(5.20.32 – 5.15.08)
Although Bob Florence was not one of the names that I’d heard of growing up in Nanaimo, Canada, he was an artist whose incredible legacy permeated much of my mother’s record collection, through the likes of Harry James and Count Basie, in addition to the classical piano repertoire she played. All of that music I find so present in Bob’s tender touch and spirit.
It wasn’t until 2003, when Bud Shank threw us together onstage in a faculty jam session at the Port Townsend workshop, that I personally met and experienced the artistic brilliance of Bob Florence. I had called a standard, “Alone Together,” and wanted to play an uptempo duo out front with my pal Alan Jones. Bob sat pensively at the piano, with his eyes tightly shut, while we carried out our quasi-masculine trumpet-drum battle. When he came in on the bridge, laying down the now legendary “chord of doom,” it was clear the heavyweight in the room was Bob. After we finished, he simply stated, “I’m getting too old to comp for each bar that’s flying by so I just came up with a chord that worked over the entire bridge.” And indeed it did!
From that moment on, as many in the audience will remember, we established a mutual personal and musical admiration for life. Playing together whenever we could, we kept in touch by phone and e-mail and even enjoyed a cherished wedding celebration in British Columbia, where Bob performed a song written for me, lovingly titled “My Sunshine Connection.”
He and I stayed in contact until he fell ill with pneumonia, leaving this Earth only five days shy of his 76th birthday. I find it hard to adjust to the idea that he is actually gone—I could always count on a message or a call just at the moment when it felt like we’d been out of touch too long and needed to reconnect.
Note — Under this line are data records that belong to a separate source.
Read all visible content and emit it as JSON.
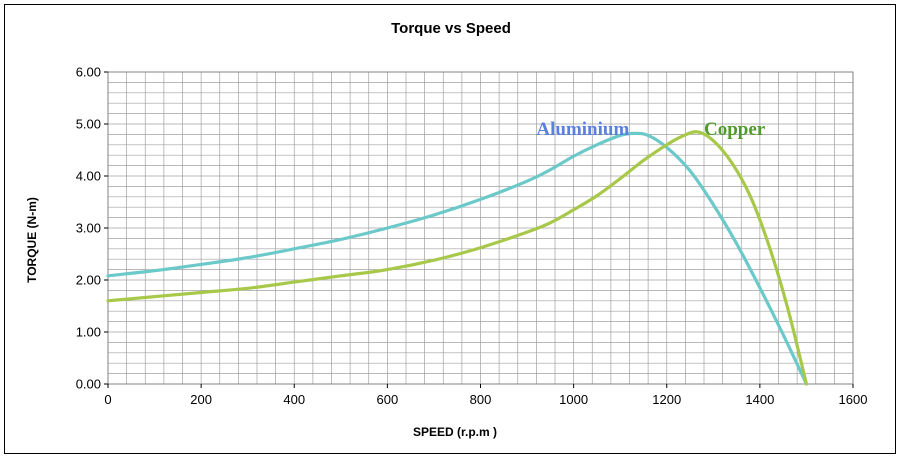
{
  "chart_data": {
    "type": "line",
    "title": "Torque vs Speed",
    "xlabel": "SPEED (r.p.m )",
    "ylabel": "TORQUE (N-m)",
    "xlim": [
      0,
      1600
    ],
    "ylim": [
      0,
      6
    ],
    "x_ticks": [
      0,
      200,
      400,
      600,
      800,
      1000,
      1200,
      1400,
      1600
    ],
    "x_tick_labels": [
      "0",
      "200",
      "400",
      "600",
      "800",
      "1000",
      "1200",
      "1400",
      "1600"
    ],
    "y_ticks": [
      0,
      1,
      2,
      3,
      4,
      5,
      6
    ],
    "y_tick_labels": [
      "0.00",
      "1.00",
      "2.00",
      "3.00",
      "4.00",
      "5.00",
      "6.00"
    ],
    "grid": true,
    "legend": "inline labels",
    "series": [
      {
        "name": "Aluminium",
        "color": "#6cc9c9",
        "label_color": "#5b7fdc",
        "x": [
          0,
          100,
          200,
          300,
          400,
          500,
          600,
          700,
          800,
          900,
          950,
          1000,
          1050,
          1100,
          1130,
          1160,
          1200,
          1250,
          1300,
          1350,
          1400,
          1450,
          1500
        ],
        "y": [
          2.08,
          2.18,
          2.3,
          2.43,
          2.6,
          2.78,
          3.0,
          3.25,
          3.55,
          3.9,
          4.12,
          4.38,
          4.6,
          4.78,
          4.82,
          4.78,
          4.55,
          4.1,
          3.45,
          2.7,
          1.85,
          0.95,
          0.0
        ]
      },
      {
        "name": "Copper",
        "color": "#a8c84a",
        "label_color": "#4f9a2a",
        "x": [
          0,
          100,
          200,
          300,
          400,
          500,
          600,
          700,
          800,
          900,
          950,
          1000,
          1050,
          1100,
          1150,
          1200,
          1230,
          1265,
          1300,
          1340,
          1380,
          1420,
          1460,
          1500
        ],
        "y": [
          1.6,
          1.68,
          1.76,
          1.84,
          1.96,
          2.08,
          2.2,
          2.38,
          2.62,
          2.92,
          3.1,
          3.35,
          3.62,
          3.95,
          4.3,
          4.6,
          4.75,
          4.85,
          4.68,
          4.25,
          3.6,
          2.65,
          1.45,
          0.0
        ]
      }
    ],
    "annotations": [
      {
        "text": "Aluminium",
        "x": 920,
        "y": 4.9,
        "color": "#5b7fdc"
      },
      {
        "text": "Copper",
        "x": 1280,
        "y": 4.9,
        "color": "#4f9a2a"
      }
    ],
    "colors": {
      "grid": "#a0a0a0",
      "axis": "#808080",
      "frame": "#000000"
    }
  }
}
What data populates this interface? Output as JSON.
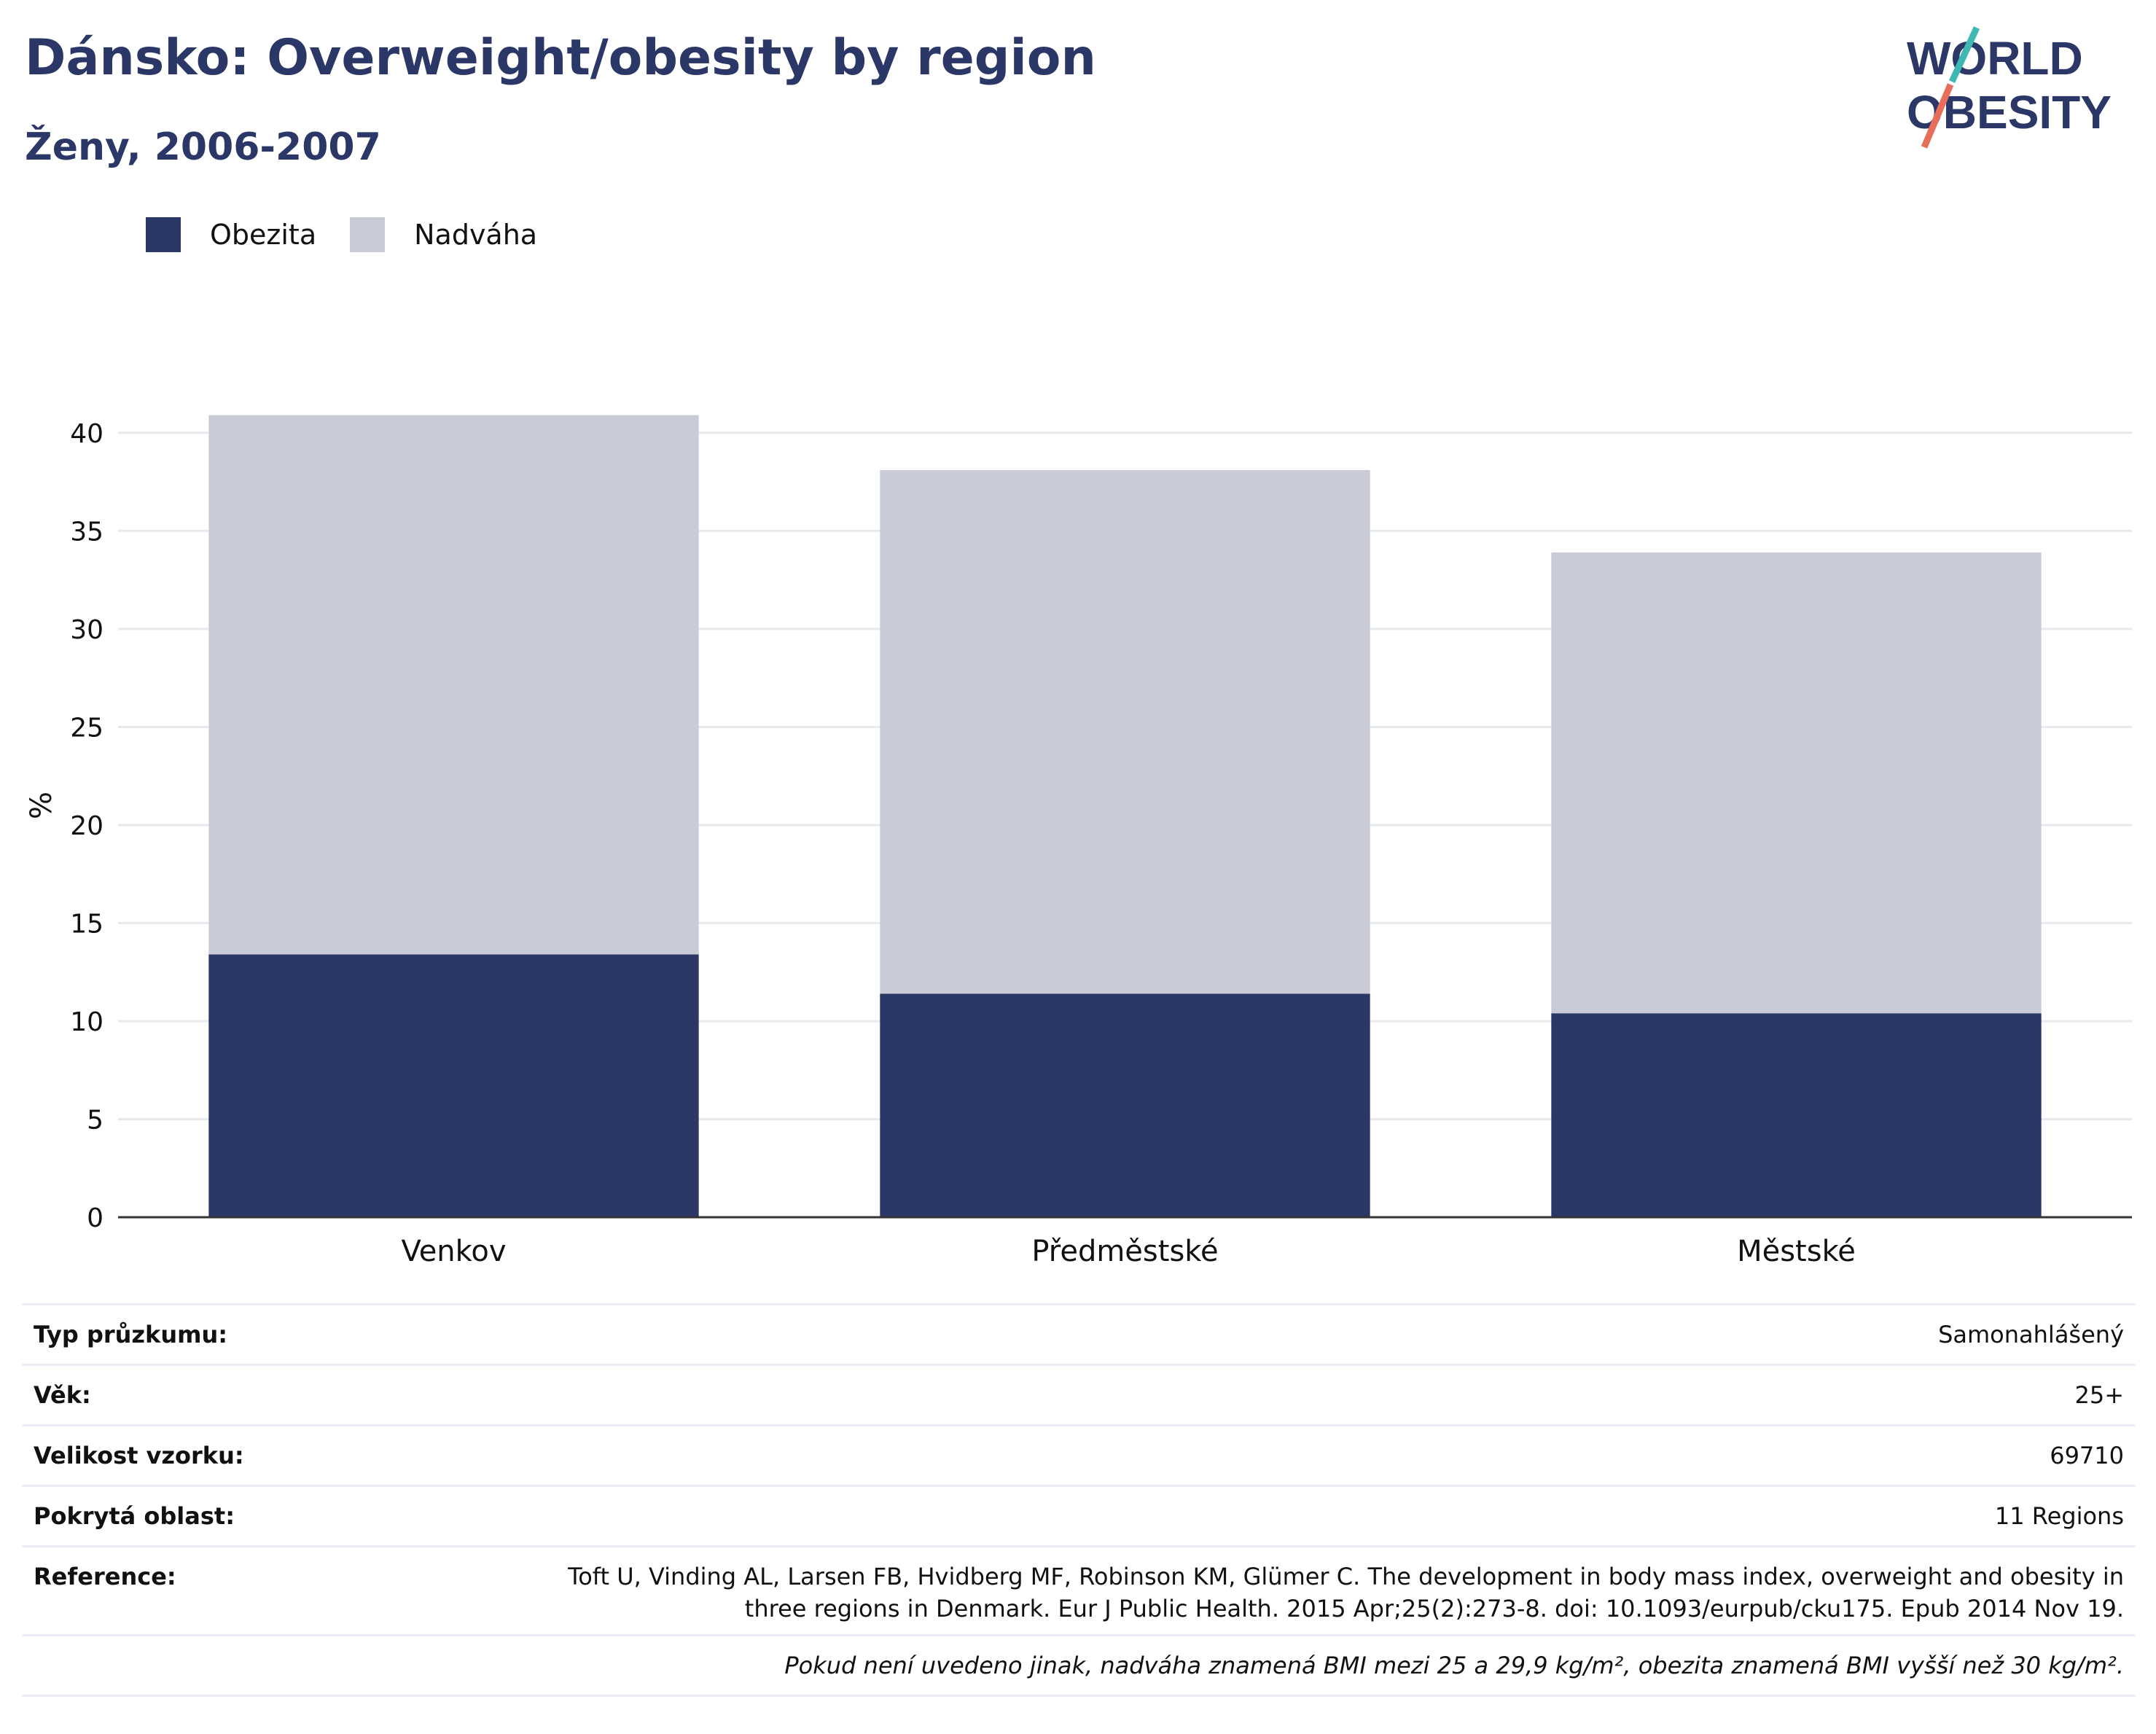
{
  "header": {
    "title": "Dánsko: Overweight/obesity by region",
    "subtitle": "Ženy, 2006-2007",
    "logo_line1": "WORLD",
    "logo_line2": "OBESITY"
  },
  "colors": {
    "obesity": "#2b3767",
    "overweight": "#c9ccd7",
    "title": "#2b3867",
    "logo_teal": "#3fb8b3",
    "logo_coral": "#e86e5c"
  },
  "chart_data": {
    "type": "bar",
    "stacked": true,
    "categories": [
      "Venkov",
      "Předměstské",
      "Městské"
    ],
    "series": [
      {
        "name": "Obezita",
        "values": [
          13.4,
          11.4,
          10.4
        ]
      },
      {
        "name": "Nadváha",
        "values": [
          27.5,
          26.7,
          23.5
        ]
      }
    ],
    "ylabel": "%",
    "ylim": [
      0,
      42
    ],
    "yticks": [
      0,
      5,
      10,
      15,
      20,
      25,
      30,
      35,
      40
    ],
    "grid": true,
    "legend": "top-left"
  },
  "info": {
    "rows": [
      {
        "label": "Typ průzkumu:",
        "value": "Samonahlášený"
      },
      {
        "label": "Věk:",
        "value": "25+"
      },
      {
        "label": "Velikost vzorku:",
        "value": "69710"
      },
      {
        "label": "Pokrytá oblast:",
        "value": "11 Regions"
      }
    ],
    "reference_label": "Reference:",
    "reference_line1": "Toft U, Vinding AL, Larsen FB, Hvidberg MF, Robinson KM, Glümer C. The development in body mass index, overweight and obesity in",
    "reference_line2": "three regions in Denmark. Eur J Public Health. 2015 Apr;25(2):273-8. doi: 10.1093/eurpub/cku175. Epub 2014 Nov 19.",
    "note": "Pokud není uvedeno jinak, nadváha znamená BMI mezi 25 a 29,9 kg/m², obezita znamená BMI vyšší než 30 kg/m²."
  }
}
During a discussion about how to avoid making enemies, Bob came up with one of my favorite sayings, which wasn’t “life is short,” but rather “life is long!” I’m struggling to agree with this statement at the moment, wishing he were still here, especially after watching videos from the beautiful tribute concert his extraordinary band, Limited Edition, put on in his honor at the Catalina Jazz Club in Hollywood last June. The piano parts were replaced by guitar, a reminder of Bob’s absence represented by the empty piano chair.
For me, his solo-piano discs, released in 2001 and 2005, are particularly poignant, bringing back fond memories of a beautiful musical moment I shared with Geoffrey Keezer, who was crashing at my apartment in New York while based in San Francisco. Geoff was scrambling to get out the door while I was listening to a cut from Bob’s Another Side. An hour later, he still hadn’t left the apartment—we were both glued to the stereo as we sat immobilized with tears in our eyes. We felt like we were listening to a personal concert being played just for the two of us, providing momentary solace in a crazy world, which perfectly exemplifies how I feel about Bob. He was so open to the entire world around him, always finding something special about everyone and everything that crossed his path. Bob once said, “I’d hate to be thought of as a total jazz musician; my personal tastes are so wide-ranging.” Perhaps this is what I loved about Bob from the outset and what brought us together so quickly, turning our brief musical time together into an effortless and highly enjoyable adventure.